I was discussing the information with my daughter the Last Amazon who made a rather startling request for a 15 (and soon to be 16) year old. Now that she is a working member of society she wants to set up a stock portfolio. She’s been working since May part-time and has been saving at least half (if not more) of her paycheque every week. She wants to take half of her savings and invest it in the stock market. She is more interested investing in companies who are in the start up stages of new drugs and technology with an eye to long-term investing. If that wasn’t unusual enough - she presented me with a written mission statement of her investment goals.

She has never taken a business course or attended a financial planning seminar. Most of her secondary school courses are heavy on the math and sciences side. Nor am I an investor unless you count the time and attention I have spent investing in my children. I somehow don’t really think that qualifies me as any kind of financial maverick. I am not sure where she gets these ideas from and there are times when I feel truly out of step with most of my parental peers.

I remember being a teenager and my mother cursing me by saying she hoped I would one day I would have a daughter just like me so I could finally learn what it feels like. Even then, I recognized I was a horrible daughter and decided I would never have children so I wouldn’t be in danger of getting my own back. Instead, I got the Last Amazon and her brothers who I stand in awe of. My mother and I joke that the Last Amazon is who we would to be when we grow-up.

I have done nothing, absolutely nothing to merit the wonderful children I have been blessed with and I am at a real loss to understand it. In fact, the situation frightens me as it’s been through my children that I have discovered the true extent of my inadequacies not only as a human being but as a parental steward. All of which leads me to believe G-d has an incredible sense of humor but I am far too afraid to laugh.

2 comments:

Chris Taylor said...

My advice is dump the max percentage (18%) into an RRSP after the first year of employment. Whether you want that to be stocks, mutual funds or fixed-return instruments is up to you and your financial advisor. The important thing is that this is a tax shelter (and retirement income) that's never too early to start, and you get to keep some of your money out of Canada Revenue's hands.

Then put 10% into a long-term non-registered savings account -- again, whether that's stocks, mutual funds or what-have-you is up to you. This is for saving toward say, a car or a house. Don't touch this until you hit your desired total.

Put another 10% into short-term savings (for vacation money, iPod/trinkets etc). This guy you can empty out once or twice a year.
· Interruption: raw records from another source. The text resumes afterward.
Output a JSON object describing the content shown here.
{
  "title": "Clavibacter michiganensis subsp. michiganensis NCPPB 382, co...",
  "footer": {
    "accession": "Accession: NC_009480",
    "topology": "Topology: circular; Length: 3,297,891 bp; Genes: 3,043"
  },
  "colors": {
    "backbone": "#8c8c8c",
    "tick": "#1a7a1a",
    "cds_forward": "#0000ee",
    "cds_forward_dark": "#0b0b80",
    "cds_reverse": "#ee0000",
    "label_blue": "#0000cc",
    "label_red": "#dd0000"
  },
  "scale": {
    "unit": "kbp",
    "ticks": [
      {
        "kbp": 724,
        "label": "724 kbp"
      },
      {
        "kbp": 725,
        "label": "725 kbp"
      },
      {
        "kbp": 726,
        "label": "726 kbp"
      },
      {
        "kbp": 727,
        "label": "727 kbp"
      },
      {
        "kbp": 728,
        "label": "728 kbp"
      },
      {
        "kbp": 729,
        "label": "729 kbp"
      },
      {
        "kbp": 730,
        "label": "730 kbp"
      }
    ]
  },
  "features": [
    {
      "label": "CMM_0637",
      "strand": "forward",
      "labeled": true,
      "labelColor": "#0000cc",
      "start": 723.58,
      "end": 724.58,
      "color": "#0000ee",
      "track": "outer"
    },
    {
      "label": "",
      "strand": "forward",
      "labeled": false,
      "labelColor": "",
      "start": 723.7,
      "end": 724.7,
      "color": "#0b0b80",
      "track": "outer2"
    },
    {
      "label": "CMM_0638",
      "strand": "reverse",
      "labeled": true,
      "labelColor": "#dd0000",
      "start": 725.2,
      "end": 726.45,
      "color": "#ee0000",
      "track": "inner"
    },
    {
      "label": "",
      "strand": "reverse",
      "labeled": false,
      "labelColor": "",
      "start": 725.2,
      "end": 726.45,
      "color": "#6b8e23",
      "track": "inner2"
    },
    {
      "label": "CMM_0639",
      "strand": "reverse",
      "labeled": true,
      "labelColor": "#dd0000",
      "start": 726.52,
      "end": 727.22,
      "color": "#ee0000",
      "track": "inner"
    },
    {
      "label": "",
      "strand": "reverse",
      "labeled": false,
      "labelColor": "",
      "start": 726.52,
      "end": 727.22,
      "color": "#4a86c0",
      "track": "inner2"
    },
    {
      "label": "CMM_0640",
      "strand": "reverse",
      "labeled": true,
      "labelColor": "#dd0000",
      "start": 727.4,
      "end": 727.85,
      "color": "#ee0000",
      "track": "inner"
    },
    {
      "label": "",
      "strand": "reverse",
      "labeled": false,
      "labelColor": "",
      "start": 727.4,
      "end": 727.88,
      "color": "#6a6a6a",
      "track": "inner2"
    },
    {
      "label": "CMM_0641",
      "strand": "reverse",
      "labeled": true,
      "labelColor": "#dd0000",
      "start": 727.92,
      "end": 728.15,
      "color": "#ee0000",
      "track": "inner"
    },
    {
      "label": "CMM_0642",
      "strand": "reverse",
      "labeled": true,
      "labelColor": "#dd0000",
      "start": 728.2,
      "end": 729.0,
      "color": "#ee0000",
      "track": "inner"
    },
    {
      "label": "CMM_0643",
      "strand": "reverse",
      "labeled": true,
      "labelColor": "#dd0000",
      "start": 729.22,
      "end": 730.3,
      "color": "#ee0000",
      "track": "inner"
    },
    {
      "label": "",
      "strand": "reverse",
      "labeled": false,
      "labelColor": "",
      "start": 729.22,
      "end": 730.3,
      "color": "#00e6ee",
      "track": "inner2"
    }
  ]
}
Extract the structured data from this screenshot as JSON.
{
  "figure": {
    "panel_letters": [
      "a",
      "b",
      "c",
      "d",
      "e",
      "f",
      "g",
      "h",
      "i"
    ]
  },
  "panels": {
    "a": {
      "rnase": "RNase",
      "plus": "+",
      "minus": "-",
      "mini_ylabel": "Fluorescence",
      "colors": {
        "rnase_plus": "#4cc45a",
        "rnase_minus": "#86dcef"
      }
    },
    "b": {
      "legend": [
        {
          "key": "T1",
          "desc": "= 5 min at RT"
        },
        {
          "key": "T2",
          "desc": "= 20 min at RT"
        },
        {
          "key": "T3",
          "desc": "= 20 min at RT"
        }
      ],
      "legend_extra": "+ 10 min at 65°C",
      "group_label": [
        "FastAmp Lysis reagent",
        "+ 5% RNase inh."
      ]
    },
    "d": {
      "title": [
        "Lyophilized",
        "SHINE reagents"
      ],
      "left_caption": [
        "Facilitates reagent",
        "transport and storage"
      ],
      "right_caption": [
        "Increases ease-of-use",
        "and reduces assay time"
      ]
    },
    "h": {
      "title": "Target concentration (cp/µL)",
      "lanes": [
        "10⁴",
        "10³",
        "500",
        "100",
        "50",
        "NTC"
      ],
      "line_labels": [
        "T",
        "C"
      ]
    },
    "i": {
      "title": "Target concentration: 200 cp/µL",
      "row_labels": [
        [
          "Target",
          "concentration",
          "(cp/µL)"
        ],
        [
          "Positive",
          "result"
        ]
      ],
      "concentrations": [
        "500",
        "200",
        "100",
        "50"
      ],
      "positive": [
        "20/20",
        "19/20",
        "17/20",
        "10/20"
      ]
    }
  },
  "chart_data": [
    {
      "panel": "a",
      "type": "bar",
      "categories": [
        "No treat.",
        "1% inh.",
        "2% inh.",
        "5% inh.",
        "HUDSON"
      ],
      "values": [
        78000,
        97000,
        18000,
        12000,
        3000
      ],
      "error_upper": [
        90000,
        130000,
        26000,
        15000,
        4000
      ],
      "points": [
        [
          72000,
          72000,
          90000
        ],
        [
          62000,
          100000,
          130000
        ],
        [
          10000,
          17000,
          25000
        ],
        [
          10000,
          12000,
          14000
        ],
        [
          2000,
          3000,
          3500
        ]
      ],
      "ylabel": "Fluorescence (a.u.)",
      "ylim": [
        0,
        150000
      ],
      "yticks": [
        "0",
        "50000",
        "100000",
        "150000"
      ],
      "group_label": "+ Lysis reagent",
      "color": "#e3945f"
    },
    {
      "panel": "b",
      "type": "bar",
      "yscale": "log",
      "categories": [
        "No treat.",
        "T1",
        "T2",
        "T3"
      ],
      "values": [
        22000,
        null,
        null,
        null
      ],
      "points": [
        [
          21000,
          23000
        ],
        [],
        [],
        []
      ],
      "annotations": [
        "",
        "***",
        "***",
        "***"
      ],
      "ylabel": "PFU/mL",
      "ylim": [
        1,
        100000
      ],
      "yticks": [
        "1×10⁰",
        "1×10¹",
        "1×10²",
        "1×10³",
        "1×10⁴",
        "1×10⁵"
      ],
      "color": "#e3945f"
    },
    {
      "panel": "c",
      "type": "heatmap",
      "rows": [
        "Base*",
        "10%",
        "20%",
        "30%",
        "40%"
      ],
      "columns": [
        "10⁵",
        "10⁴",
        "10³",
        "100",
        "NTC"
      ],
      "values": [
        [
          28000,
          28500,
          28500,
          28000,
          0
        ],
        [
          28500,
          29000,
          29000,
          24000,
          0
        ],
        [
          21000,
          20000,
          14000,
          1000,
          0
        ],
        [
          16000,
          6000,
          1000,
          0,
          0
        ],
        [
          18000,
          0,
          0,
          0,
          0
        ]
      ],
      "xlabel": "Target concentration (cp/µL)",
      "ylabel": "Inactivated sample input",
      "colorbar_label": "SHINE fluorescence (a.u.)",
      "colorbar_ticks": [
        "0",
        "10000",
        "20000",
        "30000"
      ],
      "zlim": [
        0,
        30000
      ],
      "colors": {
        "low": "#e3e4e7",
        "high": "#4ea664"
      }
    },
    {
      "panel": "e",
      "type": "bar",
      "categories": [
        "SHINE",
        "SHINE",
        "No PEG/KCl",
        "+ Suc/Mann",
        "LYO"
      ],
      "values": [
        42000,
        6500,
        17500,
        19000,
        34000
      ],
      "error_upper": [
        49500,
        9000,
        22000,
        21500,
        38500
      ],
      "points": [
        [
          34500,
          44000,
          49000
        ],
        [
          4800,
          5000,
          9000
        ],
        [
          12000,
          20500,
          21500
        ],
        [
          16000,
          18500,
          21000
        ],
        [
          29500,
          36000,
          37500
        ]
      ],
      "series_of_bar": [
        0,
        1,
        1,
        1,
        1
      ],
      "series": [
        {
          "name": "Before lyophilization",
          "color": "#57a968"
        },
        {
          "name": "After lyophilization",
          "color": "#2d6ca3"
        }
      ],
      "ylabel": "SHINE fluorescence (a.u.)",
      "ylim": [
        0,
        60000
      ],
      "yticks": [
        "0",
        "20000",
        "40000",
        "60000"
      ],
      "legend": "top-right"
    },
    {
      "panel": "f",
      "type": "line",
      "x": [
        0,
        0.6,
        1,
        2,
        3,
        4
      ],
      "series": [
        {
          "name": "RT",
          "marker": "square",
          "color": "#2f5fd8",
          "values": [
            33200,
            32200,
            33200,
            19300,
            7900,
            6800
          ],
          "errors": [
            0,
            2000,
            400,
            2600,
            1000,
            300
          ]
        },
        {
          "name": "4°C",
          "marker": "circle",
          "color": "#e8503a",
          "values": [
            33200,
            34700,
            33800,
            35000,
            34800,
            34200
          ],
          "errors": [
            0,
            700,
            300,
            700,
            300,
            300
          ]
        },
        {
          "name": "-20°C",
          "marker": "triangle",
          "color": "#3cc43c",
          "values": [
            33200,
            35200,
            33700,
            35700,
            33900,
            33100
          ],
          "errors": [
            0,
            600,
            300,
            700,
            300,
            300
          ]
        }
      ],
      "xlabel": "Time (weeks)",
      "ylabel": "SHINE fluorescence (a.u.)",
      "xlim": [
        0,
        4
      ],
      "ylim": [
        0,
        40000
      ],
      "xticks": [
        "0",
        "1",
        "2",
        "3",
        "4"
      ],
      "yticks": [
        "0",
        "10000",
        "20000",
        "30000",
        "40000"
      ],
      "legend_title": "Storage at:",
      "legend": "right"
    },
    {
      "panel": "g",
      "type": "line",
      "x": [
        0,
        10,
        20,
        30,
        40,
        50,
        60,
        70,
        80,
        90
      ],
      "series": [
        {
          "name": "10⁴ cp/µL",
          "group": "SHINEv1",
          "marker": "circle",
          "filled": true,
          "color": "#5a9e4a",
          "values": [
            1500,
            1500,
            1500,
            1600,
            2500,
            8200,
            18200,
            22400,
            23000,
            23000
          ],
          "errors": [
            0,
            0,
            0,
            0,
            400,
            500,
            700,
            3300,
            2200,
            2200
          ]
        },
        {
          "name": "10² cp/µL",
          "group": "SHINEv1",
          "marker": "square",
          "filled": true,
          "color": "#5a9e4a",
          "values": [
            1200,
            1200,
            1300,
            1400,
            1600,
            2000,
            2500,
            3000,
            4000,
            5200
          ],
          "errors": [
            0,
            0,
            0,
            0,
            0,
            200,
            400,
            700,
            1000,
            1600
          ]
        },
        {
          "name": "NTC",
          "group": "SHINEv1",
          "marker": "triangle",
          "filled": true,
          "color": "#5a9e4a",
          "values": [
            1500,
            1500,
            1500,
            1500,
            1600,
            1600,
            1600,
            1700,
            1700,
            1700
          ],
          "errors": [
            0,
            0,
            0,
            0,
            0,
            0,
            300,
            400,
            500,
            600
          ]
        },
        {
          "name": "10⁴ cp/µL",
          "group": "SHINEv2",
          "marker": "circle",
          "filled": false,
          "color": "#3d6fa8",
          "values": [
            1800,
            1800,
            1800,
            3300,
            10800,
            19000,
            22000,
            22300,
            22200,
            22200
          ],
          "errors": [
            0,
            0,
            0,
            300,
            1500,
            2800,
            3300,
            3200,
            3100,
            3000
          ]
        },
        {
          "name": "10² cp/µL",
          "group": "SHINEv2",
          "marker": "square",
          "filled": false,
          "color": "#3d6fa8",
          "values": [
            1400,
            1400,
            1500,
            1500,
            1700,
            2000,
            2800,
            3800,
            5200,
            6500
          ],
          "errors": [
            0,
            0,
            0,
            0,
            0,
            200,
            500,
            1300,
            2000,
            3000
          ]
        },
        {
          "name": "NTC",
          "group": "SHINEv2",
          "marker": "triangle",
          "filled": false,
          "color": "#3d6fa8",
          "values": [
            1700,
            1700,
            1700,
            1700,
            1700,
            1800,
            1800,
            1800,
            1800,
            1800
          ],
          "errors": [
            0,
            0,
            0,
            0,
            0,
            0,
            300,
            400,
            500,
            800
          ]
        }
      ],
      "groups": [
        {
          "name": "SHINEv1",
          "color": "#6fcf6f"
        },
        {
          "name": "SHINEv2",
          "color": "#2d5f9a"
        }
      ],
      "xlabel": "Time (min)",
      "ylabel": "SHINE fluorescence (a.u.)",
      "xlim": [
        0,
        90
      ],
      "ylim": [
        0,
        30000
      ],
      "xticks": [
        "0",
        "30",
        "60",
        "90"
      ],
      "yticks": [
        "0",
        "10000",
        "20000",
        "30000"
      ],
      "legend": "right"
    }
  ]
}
This is assuming she has no debts or bills. If she has regular bills to pay, the best strategy is to take the 20% devoted to long/short term investing and save up 6-8 months of salary as a hedge against unemployment, put it in something relatively non-volatile, and then direct the 20% back into the long/short term savings plans. If she has debts, same plan. Direct the 20% to debt payment immediately, once the debt is paid, build up a 6-8 month hedge of "unemployment funds", then redirect back to the long/short term investing.

As far as stocks go, ETFs and index funds tend to be the best performers over the long term (20-25 year span). Since they are comprised of stock issue sampled from many of the same firms that make up a specific market (TSX, NYSE) their returns are generally comparable to the index's overall ups and downs over time.

Start-ups are kind of touch-and-go and most starting investors should leave that sort of thing to the VCs who have the money to burn and won't miss it if the proto-pharma crashes and burns. Pharma is a notoriously volatile market to invest in at the inception stage because you are gambling on 1) the size of the market for their drug and 2) the drug clearing FDA / Health Canada approvals. Read this great Economist blog article for more details on the risks of biotech/pharma investing.

She should get a good financial advisor and talk it over with them.

There's also a good blog called Canadian Capitalist who covers a lot of investment instruments and seems pretty knowledgeable.

K. Shoshana said...

Wow, Chris, my eyes are glazing reading this over - I'll be sure to pass on this to the LA when she gets home to work. I think I will bring the LA to the next blog meet-up so you two can talk finance.